My hitherto cool, smiling manner must have been an irritation to him. A German official, especially a petty one, takes everything with such deadly seriousness that he can’t understand us taking things so debonairly, especially when it is his own magisterial self.
So I think he thoroughly enjoyed my first signs of perturbation, and said: “Your case will be settled in a little while—perhaps directly.” He turned to a soldier, bade him watch me, and disappeared.
About five minutes later I heard outside the command “Halt!” to a squad of soldiers. The doors opened and Javert reappeared, this time in the full uniform of an officer. For the moment I thought he had come with a firing squad and they were going to make short shrift of me. The grim humor of disposing of my case thus “directly” came home to me. But merely flicking the ashes from his cigarette, he glanced round the room without offering the slightest recognition, and then disappeared. How he made his change from civilian clothes so quickly I can’t understand. It seemed like a vainglorious display of his uniform in order to let us take full cognizance of his eminence.
I began now a survey of my surroundings. Our room was in fact a hallway crammed with soldiers and prisoners. The soldiers, with fixed bayonets in their rifles, stood guard at the door. The prisoners, some thirty-five in number, were ranged on benches, overturned boxes, and on the floor. We were of every description, from well-groomed men of the city to artisans and peasants from the fields. The most interesting of the peasants was a young fellow charged with carrying dispatches through the lines to Antwerp. The most interesting of the well-dressed urban group was a theater manager charged with making his playhouse the center of distribution for the forbidden newspapers smuggled into Brussels. There was a Belgian soldier in uniform, woefully battered and beaten; and for the first time I saw a German soldier without his rifle. He, too, was a prisoner waiting trial, having been sent up to the headquarters accused of muttering against an under officer.

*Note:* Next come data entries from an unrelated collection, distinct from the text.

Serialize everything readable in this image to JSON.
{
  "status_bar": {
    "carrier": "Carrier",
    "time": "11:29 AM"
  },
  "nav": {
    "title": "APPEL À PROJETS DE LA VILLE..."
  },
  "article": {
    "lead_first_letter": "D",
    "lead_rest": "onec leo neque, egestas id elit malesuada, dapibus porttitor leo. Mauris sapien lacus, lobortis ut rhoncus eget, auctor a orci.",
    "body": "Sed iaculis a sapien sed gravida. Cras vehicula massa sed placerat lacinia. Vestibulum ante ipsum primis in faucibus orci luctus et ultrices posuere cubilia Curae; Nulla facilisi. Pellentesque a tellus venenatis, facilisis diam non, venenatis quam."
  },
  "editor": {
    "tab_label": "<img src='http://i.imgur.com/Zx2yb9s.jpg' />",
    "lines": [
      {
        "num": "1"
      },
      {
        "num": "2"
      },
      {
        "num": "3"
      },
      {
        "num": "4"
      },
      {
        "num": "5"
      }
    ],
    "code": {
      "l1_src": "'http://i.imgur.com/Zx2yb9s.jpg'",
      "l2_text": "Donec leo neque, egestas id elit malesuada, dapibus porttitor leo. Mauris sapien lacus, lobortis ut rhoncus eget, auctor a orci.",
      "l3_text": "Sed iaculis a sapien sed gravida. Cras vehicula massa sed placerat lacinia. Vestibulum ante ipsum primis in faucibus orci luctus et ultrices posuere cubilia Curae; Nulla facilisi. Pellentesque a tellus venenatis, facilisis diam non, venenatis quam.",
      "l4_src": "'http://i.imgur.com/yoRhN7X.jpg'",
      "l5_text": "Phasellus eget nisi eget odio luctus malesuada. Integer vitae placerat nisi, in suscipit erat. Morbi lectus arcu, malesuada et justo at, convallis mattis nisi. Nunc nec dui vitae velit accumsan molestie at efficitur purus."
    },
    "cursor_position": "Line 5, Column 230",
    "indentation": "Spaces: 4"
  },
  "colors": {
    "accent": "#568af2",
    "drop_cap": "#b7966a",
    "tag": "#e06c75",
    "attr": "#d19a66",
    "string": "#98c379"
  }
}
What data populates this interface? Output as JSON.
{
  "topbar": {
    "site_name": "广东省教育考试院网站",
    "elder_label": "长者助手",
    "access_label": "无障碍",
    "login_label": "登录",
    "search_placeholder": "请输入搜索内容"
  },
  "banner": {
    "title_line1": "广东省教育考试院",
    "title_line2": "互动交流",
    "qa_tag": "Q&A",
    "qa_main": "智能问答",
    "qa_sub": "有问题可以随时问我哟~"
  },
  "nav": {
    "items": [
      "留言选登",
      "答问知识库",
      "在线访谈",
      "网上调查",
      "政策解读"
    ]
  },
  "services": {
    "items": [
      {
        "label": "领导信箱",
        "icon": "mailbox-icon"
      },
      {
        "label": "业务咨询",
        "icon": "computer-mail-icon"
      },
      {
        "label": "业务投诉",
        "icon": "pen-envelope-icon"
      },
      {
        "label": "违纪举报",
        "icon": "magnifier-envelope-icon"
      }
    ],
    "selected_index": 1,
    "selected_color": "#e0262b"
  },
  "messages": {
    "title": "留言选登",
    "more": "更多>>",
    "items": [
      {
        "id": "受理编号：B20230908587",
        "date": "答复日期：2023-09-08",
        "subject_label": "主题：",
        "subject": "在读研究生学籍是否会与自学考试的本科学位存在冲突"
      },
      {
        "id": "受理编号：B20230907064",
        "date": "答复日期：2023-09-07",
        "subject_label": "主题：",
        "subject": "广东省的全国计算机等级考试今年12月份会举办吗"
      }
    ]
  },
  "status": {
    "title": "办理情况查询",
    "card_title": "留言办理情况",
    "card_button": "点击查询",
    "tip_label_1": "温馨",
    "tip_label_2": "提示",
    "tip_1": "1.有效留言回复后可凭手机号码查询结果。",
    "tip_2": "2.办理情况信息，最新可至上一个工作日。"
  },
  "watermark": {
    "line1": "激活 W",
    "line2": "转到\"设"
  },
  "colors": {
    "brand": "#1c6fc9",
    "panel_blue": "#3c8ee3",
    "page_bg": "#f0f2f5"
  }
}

All these facts I learned later. Then I sat paralyzed in an atmosphere charged with smoke and silence. The smoke came not from the prisoners, for to them it was forbidden, but from the soldiers, who rolled it up in great clouds. The silence came from the suspicion that one’s next neighbor might be a spy planted there to catch him in some unwary statement. Each man would have sought relief from the strain by unbosoming his hopes and fears to his neighbor, but he dared not. That is one fearful curse of any cause that is buttressed by a system of espionage. It scatters everywhere the seeds of suspicion. All society is shot through with cynical distrust. It poisons the springs at the very source—one’s faith in his fellows. Ordinarily one regards the next man as a neighbor until he proves himself a spy. In Europe he is a scoundrel and a spy until he proves beyond the shadow of a doubt that he is a neighbor.